We shall esentially perform a preorder traversal of the binary tree. The preorder traversal will need to be suspended whenever we find a node to visit because this node contains the element to be returned by next(). To find the next element in preorder, we will need to resume the traversal beginning at the current node. This resumption is best done by implementing the preorder traversal nonrecursively.

The constructor method for the enumerator must position us at the first node visited by a preorder traversal. This node is the root of the tree.
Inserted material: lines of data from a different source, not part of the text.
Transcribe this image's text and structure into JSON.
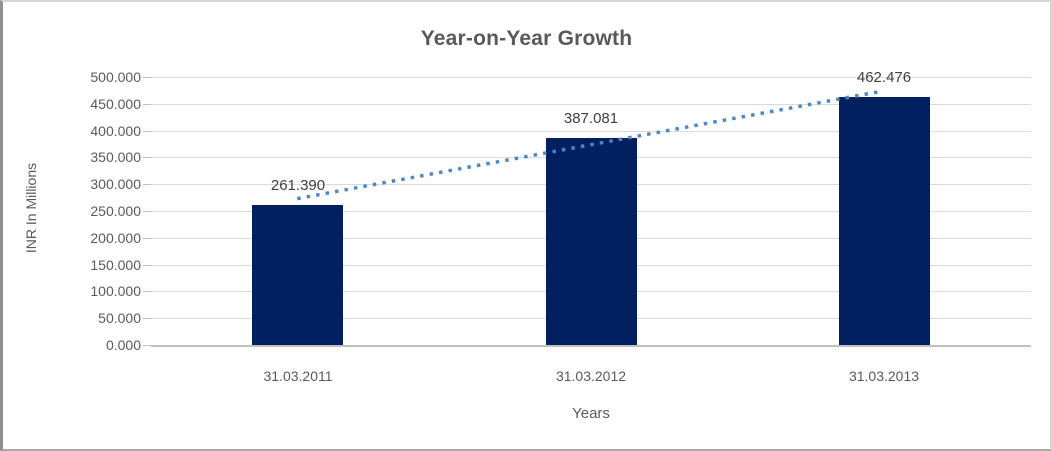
{
  "chart_data": {
    "type": "bar",
    "title": "Year-on-Year Growth",
    "xlabel": "Years",
    "ylabel": "INR In Millions",
    "categories": [
      "31.03.2011",
      "31.03.2012",
      "31.03.2013"
    ],
    "values": [
      261.39,
      387.081,
      462.476
    ],
    "data_labels": [
      "261.390",
      "387.081",
      "462.476"
    ],
    "ylim": [
      0,
      500
    ],
    "ytick_step": 50,
    "ytick_decimals": 3,
    "grid": true,
    "legend": false,
    "trendline": {
      "type": "linear",
      "style": "dotted"
    },
    "colors": {
      "bar": "#002060",
      "trendline": "#4a86c8",
      "gridline": "#d9d9d9",
      "axis_line": "#c0c0c0",
      "tick": "#bfbfbf",
      "text": "#595959",
      "data_label_text": "#404040"
    }
  }
}
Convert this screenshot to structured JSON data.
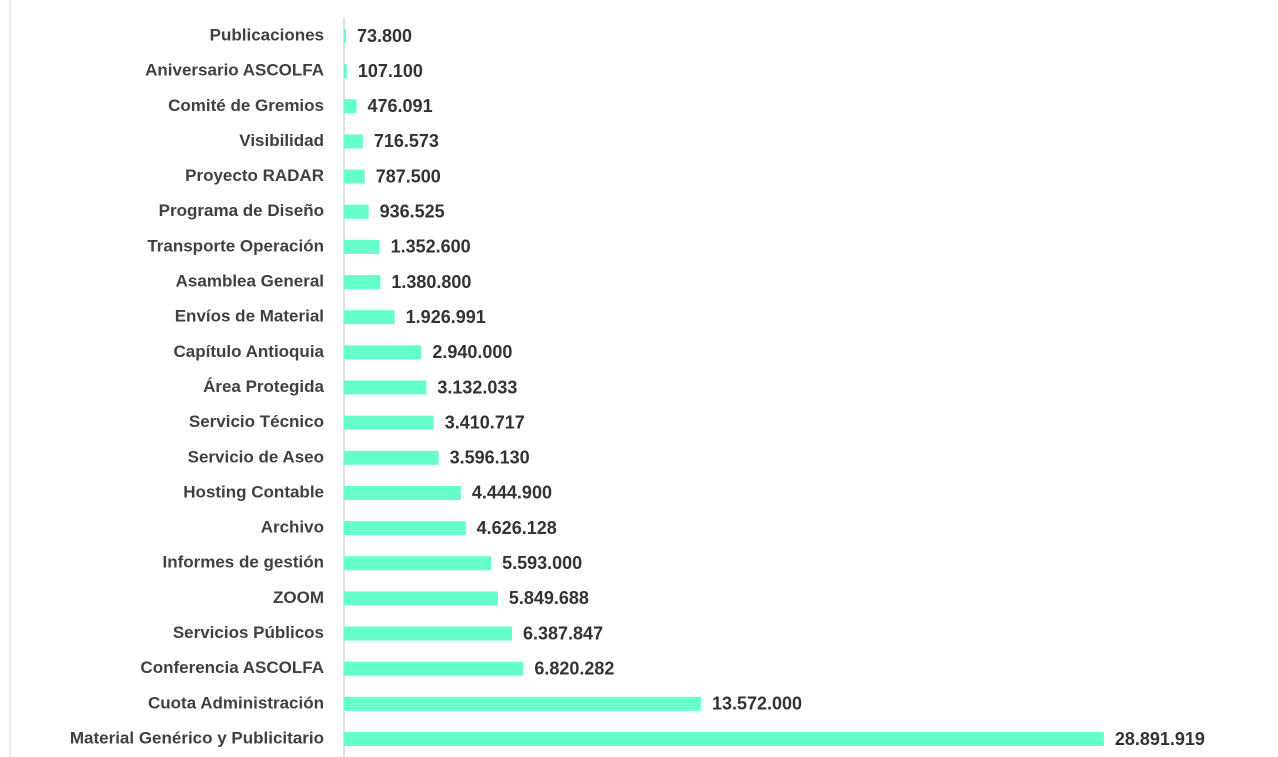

The method next() needs to simulate the portion of a preorder traversal from the visit of the last node to the visit of the next node. If the last node that was visited has a non null right subtree, this subtree should be saved on a stack so that it can be processed after we process the left subtree of the last node that was visited. Following this saving of the right subtree on a stack, we can determine the next node in preorder. This next node is the root of the left subtree of the last node that was visited, unless this left subtree is empty. When this left subtree is empty, the next node to visit is the node at the top of the stack. When the stack is empty, there is no next node.

The code is given below.
public class LinkedBinaryTreeWithPreorderIterator extends LinkedBinaryTree
{
   /** create and return an enumerator */
   public Iterator iterator()
      {return new PreorderIterator();}

   /** preorder enumerator */
   private class PreorderIterator implements Iterator
   {
      // data members
      private BinaryTreeNode nextNode;  // next node in preorder
      private ArrayStack stack = new ArrayStack(10);
   
      // constructor
      /** set nextNode to first node in preorder */
      public PreorderIterator()
         {nextNode = root;}
   
      // methods
      /** @return true iff tree has more elements */
      public boolean hasNext()
      {
         return nextNode != null;
      }

      /** @return next element in preorder
        * @throws NoSuchElementException
        * when there is no next element */
      public Object next()
      {
         if (nextNode != null)
         {
            // save next preorder element
            Object obj = nextNode.element;
            
            // put right subtree on the stack if not null
            if (nextNode.rightChild != null)
               // right subtree will be examined later
               stack.push(nextNode.rightChild);

            // set nextNode to next node in preorder
            if (nextNode.leftChild != null)
               // root of left subtree is the next node in preorder
               nextNode = nextNode.leftChild;
            else
            {// get next preorder node from the stack
               try
               {
                  nextNode = (BinaryTreeNode) stack.pop();
               }
               catch (Exception e)
               {// no node to back up to
                  nextNode = null;
               }
            }
            return obj;
         }
         else throw new NoSuchElementException("No next element");
      }

      /** unsupported method */
      public void remove()
      {
         throw new UnsupportedOperationException
                   ("remove not supported");
      }   
   }
}



The complexity of each iterator method (exclusive of the time needed to double the stack size when needed) is readily seen to be O(1). If a linked stack is used in place of an array stack, then the complexity of each method (including all steps) is O(1). The stack space is O(h).